Turbine verticali, impianti a forma di fiore, torri rivestite di specchi, biplani aerodinamici e diapason sintonizzati col flusso del vento.

Così il concorso 'WinDesign' di Enel traccia il futuro dell'energia eolica, grazie a progetti che ripensano gli impianti nella forma estetica coniugandola all'efficienza produttiva e all'armonia con il territorio.

Una risposta concreta al cosiddetto effetto nimby.

Lo spiega il gruppo energetico aggiungendo che oggi al Maxxi (Museo nazionale delle arti del XXI secolo) sono stati premiati i tre vincitori del contest internazionale lanciato da Enel per dare un nuovo volto all'energia del vento. I premi sono stati consegnati dall'amministratore delegato Flavio Cattaneo.

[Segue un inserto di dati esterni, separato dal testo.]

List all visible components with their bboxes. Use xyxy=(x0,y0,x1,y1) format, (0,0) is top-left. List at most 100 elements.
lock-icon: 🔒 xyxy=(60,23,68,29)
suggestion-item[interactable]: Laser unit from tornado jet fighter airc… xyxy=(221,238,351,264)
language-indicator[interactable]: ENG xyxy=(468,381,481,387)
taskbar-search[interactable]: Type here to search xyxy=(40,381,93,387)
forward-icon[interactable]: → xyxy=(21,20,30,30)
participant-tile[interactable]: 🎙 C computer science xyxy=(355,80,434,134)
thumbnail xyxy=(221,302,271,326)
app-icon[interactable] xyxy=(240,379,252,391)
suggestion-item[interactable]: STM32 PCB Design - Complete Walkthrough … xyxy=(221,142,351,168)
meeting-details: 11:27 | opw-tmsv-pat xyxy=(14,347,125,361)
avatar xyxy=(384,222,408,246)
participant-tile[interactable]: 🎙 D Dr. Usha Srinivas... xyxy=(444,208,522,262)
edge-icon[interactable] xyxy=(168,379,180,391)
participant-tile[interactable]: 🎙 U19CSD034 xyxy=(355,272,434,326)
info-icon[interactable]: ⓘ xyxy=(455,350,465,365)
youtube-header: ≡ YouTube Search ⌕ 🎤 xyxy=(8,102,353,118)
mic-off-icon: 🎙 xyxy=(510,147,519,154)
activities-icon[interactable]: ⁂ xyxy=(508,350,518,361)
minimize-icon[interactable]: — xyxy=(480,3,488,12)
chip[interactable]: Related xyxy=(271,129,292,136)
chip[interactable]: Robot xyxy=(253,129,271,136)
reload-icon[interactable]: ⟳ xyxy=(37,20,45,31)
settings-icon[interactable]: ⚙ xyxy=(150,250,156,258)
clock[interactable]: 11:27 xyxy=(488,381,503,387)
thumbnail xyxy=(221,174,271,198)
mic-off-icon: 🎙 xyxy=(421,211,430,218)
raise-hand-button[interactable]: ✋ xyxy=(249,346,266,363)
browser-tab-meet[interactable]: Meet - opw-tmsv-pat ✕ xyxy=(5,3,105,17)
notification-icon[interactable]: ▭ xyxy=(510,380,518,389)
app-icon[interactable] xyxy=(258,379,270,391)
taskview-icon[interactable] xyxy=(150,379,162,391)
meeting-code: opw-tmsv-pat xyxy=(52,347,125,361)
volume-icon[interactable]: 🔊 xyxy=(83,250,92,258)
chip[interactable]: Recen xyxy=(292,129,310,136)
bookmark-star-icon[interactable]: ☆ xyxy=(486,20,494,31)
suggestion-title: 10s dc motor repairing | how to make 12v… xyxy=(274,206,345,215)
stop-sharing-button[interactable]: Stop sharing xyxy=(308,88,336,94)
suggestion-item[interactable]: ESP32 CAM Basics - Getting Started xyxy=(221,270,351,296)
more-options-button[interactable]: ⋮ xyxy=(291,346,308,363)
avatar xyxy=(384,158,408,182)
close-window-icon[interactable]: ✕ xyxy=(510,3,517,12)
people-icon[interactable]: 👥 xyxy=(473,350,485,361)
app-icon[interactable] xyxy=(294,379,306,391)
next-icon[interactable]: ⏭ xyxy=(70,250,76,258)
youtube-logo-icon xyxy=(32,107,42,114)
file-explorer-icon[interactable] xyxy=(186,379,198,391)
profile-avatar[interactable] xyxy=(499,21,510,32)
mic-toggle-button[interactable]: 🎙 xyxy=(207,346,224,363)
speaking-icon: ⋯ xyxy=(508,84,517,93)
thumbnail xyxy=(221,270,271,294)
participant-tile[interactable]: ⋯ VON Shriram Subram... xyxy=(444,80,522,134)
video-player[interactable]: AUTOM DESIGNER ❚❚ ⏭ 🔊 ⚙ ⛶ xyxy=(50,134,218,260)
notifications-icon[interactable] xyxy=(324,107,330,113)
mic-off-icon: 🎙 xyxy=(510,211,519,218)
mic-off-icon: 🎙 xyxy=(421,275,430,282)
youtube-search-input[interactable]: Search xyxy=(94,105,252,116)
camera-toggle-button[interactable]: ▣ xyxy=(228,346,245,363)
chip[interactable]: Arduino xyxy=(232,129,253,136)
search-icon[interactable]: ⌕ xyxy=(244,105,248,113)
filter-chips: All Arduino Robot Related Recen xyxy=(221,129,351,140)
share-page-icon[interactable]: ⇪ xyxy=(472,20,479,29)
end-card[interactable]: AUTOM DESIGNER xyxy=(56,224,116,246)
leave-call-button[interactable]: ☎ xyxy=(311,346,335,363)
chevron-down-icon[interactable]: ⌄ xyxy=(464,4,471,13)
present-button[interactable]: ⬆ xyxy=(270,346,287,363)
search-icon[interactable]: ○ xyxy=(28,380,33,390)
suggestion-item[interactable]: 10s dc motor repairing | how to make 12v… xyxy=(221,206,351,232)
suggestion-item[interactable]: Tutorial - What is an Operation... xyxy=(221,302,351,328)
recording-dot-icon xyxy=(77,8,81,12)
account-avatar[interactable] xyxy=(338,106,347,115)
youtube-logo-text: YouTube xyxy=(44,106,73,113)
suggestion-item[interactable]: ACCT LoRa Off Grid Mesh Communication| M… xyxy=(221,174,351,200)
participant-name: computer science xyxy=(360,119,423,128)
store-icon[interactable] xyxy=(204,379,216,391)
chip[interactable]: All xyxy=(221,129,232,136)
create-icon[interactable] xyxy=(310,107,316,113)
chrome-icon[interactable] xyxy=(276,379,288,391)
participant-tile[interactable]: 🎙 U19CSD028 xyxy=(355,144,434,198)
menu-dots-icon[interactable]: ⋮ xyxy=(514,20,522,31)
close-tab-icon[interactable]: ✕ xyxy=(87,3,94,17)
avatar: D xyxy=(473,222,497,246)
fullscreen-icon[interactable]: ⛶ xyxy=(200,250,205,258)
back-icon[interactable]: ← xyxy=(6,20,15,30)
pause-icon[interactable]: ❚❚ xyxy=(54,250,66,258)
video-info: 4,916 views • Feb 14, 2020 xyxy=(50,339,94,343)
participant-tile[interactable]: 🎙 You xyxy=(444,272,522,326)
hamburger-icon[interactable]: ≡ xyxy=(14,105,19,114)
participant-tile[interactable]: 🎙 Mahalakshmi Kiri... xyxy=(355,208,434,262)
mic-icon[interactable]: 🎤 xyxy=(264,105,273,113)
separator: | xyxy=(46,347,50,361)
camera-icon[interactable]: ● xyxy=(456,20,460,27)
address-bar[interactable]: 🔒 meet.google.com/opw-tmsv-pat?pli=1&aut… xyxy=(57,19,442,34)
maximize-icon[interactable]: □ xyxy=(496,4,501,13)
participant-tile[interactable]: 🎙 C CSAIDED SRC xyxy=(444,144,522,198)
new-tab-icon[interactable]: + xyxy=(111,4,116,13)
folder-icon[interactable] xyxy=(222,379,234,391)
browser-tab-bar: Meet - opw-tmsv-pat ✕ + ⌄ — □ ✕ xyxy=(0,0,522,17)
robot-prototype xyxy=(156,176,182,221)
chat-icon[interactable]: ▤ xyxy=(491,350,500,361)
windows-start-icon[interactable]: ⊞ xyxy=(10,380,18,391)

"Powering the Future", firmato da Mario Cucinella come designer e Robert Bird Group per la consulenza ingegneristica, è il progetto vincitore che ha sfruttato l'intuizione di una struttura verticale composta da ipnotiche vele ammainabili. Il secondo classificato è "WindBioma + WindBloom" di Hope Engineering, che invece ha puntato sulla suggestione di superfici riflettenti che raccolgono acqua a beneficio della fauna. Al terzo posto c'è "LA3 + Aria", progettata dallo studio di architettura Tectoo e dalla società ingegneristica Buromilan, che ha puntato su tecnologia e illuminazione e sulla riduzione dell'impatto visivo e dello sfruttamento del suolo.